Liczba cudzoziemców, którzy pracują w Polsce, osiągnęła już blisko 1,2 mln osób. Grupa ta stale rośnie. Tylko w ciągu ostatniego kwartału przybyło ponad 10 tys. nowych obcokrajowców, którzy pracują w Polsce. Coraz większym problemem staje legalne zatrudnianie cudzoziemców. Jak rząd chce poradzić sobie z tą kwestią? Ministerstwo Rozwoju i Technologii proponuje, by przestać karać pracodawców, którzy nieumyślnie zatrudnili przyjezdnych na czarno.
Rząd przymknie oko na nielegalne zatrudnianie cudzoziemców?
W Polsce pracuje coraz więcej cudzoziemców. Dla wielu pracodawców rodzi to problemy natury formalno-prawnej. Niejednokrotnie dochodzi do problemów z weryfikacją tożsamości i legalnym nawiązaniem stosunku pracy. W odpowiedzi na te zmiany na rynku pracy Ministerstwo Rozwoju i Technologii zaproponowało pakiet zmian deregulacyjnych, które wprowadzą zmiany do kilku ważnych ustaw.
Najbardziej kontrowersyjna propozycja zmian dotyczy odpowiedzialności pracodawcy za powierzenie cudzoziemcowi nielegalnego wykonywania pracy. Osoba, która dopuści się złamania tego przepisu, musi liczyć się z karą grzywny w wysokości 30 tys. zł. Aktualnie karę otrzyma każdy, komu udowodni się nielegalne zatrudnianie. Zgodnie z proponowanymi zmianami, karani będą tylko ci pracodawcy, którzy zrobili to nieumyślnie.
Resort, kierowany przez Krzysztofa Hetmana, argumentuje, że pracodawcy sygnalizują, że często nie dysponują odpowiednimi informacji i kompetencjami, by rzetelnie ocenić stan faktyczny i prawny sytuacji danego cudzoziemca. Obecnie pracodawca musi weryfikować m.in., czy obcokrajowiec posiada uprawnienia do wykonywania pracy. Ponadto konieczna jest weryfikacja dokumentów, które są podstawą pobytu w Polsce.
Pracodawcy nie zostawiają na pomyśle suchej nitki
Pomysłodawcy zmian argumentują, że to ułatwi funkcjonowanie pracodawców i zdejmie z nich pewne obciążenia administracyjne. Ministerstwo przekonuję, że zmiany to również odpowiedź na apele pracodawców. Propozycja deregulacji budzi jednak sprzeciw związkowców i ekspertów.

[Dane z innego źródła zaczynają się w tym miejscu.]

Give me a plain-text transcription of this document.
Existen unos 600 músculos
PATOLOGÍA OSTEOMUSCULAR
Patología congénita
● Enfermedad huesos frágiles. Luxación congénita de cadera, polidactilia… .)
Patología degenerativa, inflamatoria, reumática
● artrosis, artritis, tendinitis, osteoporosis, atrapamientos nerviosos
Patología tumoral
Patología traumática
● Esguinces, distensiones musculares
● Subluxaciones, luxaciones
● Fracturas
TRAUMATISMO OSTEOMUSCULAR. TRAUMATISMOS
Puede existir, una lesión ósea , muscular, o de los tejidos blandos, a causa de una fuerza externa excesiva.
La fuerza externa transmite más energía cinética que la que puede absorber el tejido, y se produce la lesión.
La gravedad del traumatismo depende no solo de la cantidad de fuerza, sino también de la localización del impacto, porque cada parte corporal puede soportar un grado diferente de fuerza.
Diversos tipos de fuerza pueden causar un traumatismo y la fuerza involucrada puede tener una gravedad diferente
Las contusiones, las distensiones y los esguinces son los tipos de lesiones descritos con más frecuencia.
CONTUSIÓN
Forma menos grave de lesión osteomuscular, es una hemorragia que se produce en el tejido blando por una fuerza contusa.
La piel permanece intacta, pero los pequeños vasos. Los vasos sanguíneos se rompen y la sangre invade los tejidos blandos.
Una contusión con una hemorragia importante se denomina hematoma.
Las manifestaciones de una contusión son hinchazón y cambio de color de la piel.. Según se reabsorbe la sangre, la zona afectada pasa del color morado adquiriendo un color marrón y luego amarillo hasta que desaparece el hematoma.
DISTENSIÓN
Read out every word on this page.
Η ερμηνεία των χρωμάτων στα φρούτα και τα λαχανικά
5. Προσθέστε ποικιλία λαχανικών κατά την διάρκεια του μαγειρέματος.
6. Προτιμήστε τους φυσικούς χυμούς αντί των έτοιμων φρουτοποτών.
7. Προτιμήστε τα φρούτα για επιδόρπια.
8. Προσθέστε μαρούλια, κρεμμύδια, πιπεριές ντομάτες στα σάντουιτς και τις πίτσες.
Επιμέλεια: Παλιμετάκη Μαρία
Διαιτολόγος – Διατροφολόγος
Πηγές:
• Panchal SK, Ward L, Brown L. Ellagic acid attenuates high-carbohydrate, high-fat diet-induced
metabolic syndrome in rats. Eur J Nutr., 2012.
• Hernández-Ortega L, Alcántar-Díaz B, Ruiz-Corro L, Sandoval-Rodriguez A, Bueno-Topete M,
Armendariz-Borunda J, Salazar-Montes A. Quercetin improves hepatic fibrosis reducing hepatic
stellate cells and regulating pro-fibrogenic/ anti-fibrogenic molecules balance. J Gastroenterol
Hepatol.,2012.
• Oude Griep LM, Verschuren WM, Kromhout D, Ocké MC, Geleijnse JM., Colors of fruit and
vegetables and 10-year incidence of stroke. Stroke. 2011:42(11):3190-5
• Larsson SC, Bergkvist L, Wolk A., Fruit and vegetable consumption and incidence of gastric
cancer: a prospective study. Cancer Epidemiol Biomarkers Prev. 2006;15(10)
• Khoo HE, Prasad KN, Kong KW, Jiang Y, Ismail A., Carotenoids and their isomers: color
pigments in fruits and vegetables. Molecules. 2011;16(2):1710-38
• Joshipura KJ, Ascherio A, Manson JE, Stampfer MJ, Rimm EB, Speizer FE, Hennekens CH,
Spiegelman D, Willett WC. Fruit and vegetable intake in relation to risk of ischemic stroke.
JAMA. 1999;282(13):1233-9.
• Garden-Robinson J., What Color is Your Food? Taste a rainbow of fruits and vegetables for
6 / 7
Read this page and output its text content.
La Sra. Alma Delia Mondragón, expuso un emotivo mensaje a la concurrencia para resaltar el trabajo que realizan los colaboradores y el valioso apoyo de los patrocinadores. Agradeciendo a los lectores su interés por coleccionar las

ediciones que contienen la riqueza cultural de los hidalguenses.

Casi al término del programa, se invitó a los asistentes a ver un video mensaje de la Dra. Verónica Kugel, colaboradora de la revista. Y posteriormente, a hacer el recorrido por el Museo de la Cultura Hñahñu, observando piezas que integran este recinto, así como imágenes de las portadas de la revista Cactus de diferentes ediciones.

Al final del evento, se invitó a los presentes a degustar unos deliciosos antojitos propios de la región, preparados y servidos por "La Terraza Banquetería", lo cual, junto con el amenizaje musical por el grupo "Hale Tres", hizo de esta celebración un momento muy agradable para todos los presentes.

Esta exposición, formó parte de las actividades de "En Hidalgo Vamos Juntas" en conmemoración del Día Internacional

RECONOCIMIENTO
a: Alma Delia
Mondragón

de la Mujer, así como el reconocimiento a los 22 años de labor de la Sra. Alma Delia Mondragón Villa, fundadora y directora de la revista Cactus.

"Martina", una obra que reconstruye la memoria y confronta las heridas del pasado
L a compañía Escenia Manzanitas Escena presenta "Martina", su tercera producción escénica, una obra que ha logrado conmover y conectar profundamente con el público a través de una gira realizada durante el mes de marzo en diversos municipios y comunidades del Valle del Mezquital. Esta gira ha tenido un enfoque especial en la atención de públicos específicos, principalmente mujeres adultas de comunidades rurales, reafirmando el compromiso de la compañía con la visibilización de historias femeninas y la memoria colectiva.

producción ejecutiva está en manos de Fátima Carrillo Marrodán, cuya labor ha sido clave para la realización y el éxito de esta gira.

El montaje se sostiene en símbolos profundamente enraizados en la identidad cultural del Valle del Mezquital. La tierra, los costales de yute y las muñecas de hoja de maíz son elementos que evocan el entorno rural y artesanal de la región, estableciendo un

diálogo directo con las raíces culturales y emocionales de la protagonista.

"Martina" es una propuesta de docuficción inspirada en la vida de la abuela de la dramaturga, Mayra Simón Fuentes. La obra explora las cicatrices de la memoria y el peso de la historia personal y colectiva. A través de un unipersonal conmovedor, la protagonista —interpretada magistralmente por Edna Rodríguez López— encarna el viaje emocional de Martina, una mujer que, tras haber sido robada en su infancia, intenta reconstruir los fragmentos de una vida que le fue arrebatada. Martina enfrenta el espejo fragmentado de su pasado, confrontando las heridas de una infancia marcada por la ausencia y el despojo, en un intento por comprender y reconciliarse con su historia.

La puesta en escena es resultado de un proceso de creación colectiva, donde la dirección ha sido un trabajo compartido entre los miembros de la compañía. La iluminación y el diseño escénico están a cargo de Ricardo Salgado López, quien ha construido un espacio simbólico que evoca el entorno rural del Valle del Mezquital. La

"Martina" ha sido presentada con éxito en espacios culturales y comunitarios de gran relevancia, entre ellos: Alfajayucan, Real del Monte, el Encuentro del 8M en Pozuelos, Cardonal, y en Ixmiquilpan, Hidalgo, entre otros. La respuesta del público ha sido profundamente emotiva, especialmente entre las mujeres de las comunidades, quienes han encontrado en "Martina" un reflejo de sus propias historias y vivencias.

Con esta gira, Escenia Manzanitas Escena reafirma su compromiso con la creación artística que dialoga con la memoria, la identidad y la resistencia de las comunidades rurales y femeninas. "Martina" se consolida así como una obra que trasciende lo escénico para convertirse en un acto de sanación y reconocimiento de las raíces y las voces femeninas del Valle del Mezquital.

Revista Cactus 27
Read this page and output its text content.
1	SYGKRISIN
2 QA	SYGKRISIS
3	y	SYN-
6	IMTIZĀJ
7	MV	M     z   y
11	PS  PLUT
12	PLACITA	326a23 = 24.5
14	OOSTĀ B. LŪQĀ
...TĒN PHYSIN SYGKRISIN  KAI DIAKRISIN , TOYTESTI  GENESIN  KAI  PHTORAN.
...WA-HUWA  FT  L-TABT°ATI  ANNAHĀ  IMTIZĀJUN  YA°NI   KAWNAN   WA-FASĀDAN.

Jakub Kusa, wiceprzewodniczący Związku Zawodowego „Budowalni”, w rozmowie z money.pl ocenił, że tego typu propozycje nawiązują do najgorszych tradycji polskiej legislacji. Ponadto związkowiec stwierdził, że wszystkie zmiany wyglądają jak efekt działań grupy lobbystów. Według Kusa, takie działania grożą demontażem rynku pracy oraz działalności gospodarczej.
Związkowiec obawia się również, że zmiana jest równoznaczna z usankcjonowaniem dumpingu oraz naruszenia zasad uczciwej konkurencji na rynku pracy. Przedstawiciel związków stwierdził również, że jeśli osoba zatrudniająca nie posiada kompetencji do samodzielnej oceny statusu potencjalnego pracownika, to w ogóle nie powinien być pracodawcą.
Zatrudnianie na czarno stanie się powszechne?
Obawy Jakua Kusa podziela również Andrzej Kubisiak, wicedyrektor Polskiego Instytutu Ekonomicznego. W rozmowie z money.pl A. Kubisiak ocenił, że takie zmiany wpłyną na konkurencyjność firm, ale przede wszystkim mogą stać się zachętą do napływu nielegalnych pracowników do Polski. Ekspert obawia się, że tak daleko idąca deregulacja spowoduje, że pracodawcy poczują się bezkarni i zwolnieni z odpowiedzialności.
Według ostatnich danych ZUS na koniec roku 2023 w Polsce pracowało 1 127 744 cudzoziemców. W ciągu roku liczba ta wzrosłą o 6,1%. Najliczniejszą grupę cudzoziemców w Polsce stanowią Ukraińcy i Białorusini. Trzecią największą grupą cudzoziemców w Polsce stanowią przyjezdni z Indii.